As I’ve been revising, I’ve tried to figure out how these two lines go together, what I was trying to do when I started the book. In 2012, after my daughter was born, I was feeling very depressed–I was adopted and my kid was not, and so much adoption stuff was coming up, and I worried a lot about whether or not I would be a good dad. A lot of this got into the book, of course. So how were the two sides related?

I had spent all of 2016 rewriting the first 50 pages of the book over and over again, trying to figure it out. A mentor had suggested that the book might be about running away. Later in the book the narrator goes into the world of the doppelgangers and starts disappearing from this world. This seemed to make sense. But it didn’t feel right.
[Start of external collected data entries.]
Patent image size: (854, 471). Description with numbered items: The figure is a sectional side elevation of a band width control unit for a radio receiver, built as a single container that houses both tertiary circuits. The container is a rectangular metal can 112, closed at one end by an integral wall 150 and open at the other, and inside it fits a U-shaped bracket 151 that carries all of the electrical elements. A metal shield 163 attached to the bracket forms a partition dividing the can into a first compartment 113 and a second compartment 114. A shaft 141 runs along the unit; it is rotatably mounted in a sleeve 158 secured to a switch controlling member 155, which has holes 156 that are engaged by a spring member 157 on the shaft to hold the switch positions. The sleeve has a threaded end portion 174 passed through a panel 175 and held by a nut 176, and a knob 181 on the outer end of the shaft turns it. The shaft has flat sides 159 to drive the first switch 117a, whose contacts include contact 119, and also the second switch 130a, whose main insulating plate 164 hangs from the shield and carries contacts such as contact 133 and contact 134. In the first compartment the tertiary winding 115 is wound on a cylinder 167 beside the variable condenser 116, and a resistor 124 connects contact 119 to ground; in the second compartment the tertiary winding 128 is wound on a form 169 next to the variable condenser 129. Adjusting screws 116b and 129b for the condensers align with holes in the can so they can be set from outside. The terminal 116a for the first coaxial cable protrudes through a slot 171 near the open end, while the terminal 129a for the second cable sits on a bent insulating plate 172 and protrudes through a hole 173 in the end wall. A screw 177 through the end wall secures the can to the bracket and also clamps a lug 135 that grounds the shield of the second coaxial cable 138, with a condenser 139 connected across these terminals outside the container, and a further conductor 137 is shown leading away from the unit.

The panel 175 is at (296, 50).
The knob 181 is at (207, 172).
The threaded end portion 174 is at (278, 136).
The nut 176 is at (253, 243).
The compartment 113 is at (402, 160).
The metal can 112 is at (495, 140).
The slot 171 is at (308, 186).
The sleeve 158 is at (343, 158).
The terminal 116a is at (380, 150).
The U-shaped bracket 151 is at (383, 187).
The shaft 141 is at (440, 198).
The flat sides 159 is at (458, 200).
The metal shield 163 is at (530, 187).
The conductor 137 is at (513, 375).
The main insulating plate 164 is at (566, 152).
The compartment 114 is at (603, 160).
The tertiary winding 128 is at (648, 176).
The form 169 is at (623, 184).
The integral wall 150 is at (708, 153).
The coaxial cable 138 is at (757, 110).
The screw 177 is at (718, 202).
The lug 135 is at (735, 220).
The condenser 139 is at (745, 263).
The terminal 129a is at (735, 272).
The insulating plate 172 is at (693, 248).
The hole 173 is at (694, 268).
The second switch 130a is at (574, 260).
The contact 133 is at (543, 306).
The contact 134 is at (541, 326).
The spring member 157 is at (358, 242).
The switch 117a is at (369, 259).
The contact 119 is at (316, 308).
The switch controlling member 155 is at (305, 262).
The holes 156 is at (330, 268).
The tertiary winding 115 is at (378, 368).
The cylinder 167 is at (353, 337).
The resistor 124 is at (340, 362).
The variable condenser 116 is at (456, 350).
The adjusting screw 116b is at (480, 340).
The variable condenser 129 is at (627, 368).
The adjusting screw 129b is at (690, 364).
It wasn’t until the election happened that I understood why. For all of November, I couldn’t get back to revision. I felt like a book wasn’t worth it. But then I wrote the election into the book. It was an obstacle for my narrator, because the world that it represented is an obstacle for my narrator. He didn’t want to run away from it, though. He wanted to unmake it, unmake the language and story about America that made it possible, and unmake that about himself too.

Looking back with this in mind, I realized what I had been troubled by in 2012. I had indeed been worried about whether or not I could be a good dad. I hadn’t been trying to run away, but to meet the change that I saw was coming. I had been trying to change. But more than that, I had been trying to unmake who I was, all that I knew about being an adoptee, in order to meet the biological wonder of my child and all that meant about who I was. That was the real fear, that I might not be able to remake myself into someone worthy of her.

Having a kid again meant revisiting that fear. And then the political landscape. I realized the murder was a kind of double murder: who dies when you try so hard to be who someone else wants you to be? and how do you kill off the person that is and become better?

I wonder if I would have been able to get to this point in the revision without having another child, or at least without having done that work the first time, in my last book. I’ve written a book about revising the self, and I’ve had to revise the self and revise my book to do it.